Carrol Cox cbcox at rs6000.cmp.ilstu.edu
Thu Jul 2 20:55:43 PDT 1998


I find this whole discussion bizarre. When a nationally organized boycott of a specific company, not for its general evilness (they are all, large and small, multinaitonal and local, capitalist: enough said) but as one tactic among a collection of tactics which make up a strategy, then I might be interested. The grape boycott in the 60s fulfilled those criteria. The effort in Detroit to boycott the newspapers there fulfills those conditions. There are other possibilites. If they can be effective (ineffective boycotts only hurt workers by costing them time, money, and energy without achieving anything) -- so, if they can be effective, boycotts of states (as of Colorado over gay oppression, Illinois over its failure to ratify ERA) would make sense. But it never makes sense for an individual to choose commodities on a moral basis.

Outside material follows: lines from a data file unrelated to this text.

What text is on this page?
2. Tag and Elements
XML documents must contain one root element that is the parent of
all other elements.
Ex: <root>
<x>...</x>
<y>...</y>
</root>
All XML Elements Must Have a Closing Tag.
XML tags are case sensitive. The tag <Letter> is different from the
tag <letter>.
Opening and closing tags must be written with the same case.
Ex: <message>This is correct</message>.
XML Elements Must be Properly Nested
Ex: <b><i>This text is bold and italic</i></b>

The Nike "boycott" (if it can be so called) does not fit those conditions, but has a sort of partial and secondary value of being a way of dramatising the widespread use of sweatshop labor and the effort to turn the U.S. into a third world country (an effort already partially successful).

But to take it on oneself to boycott "bad companies" and try to only buy from the good or less bad companies. Pah! Silly. A waste of time. Moralistic hogwash!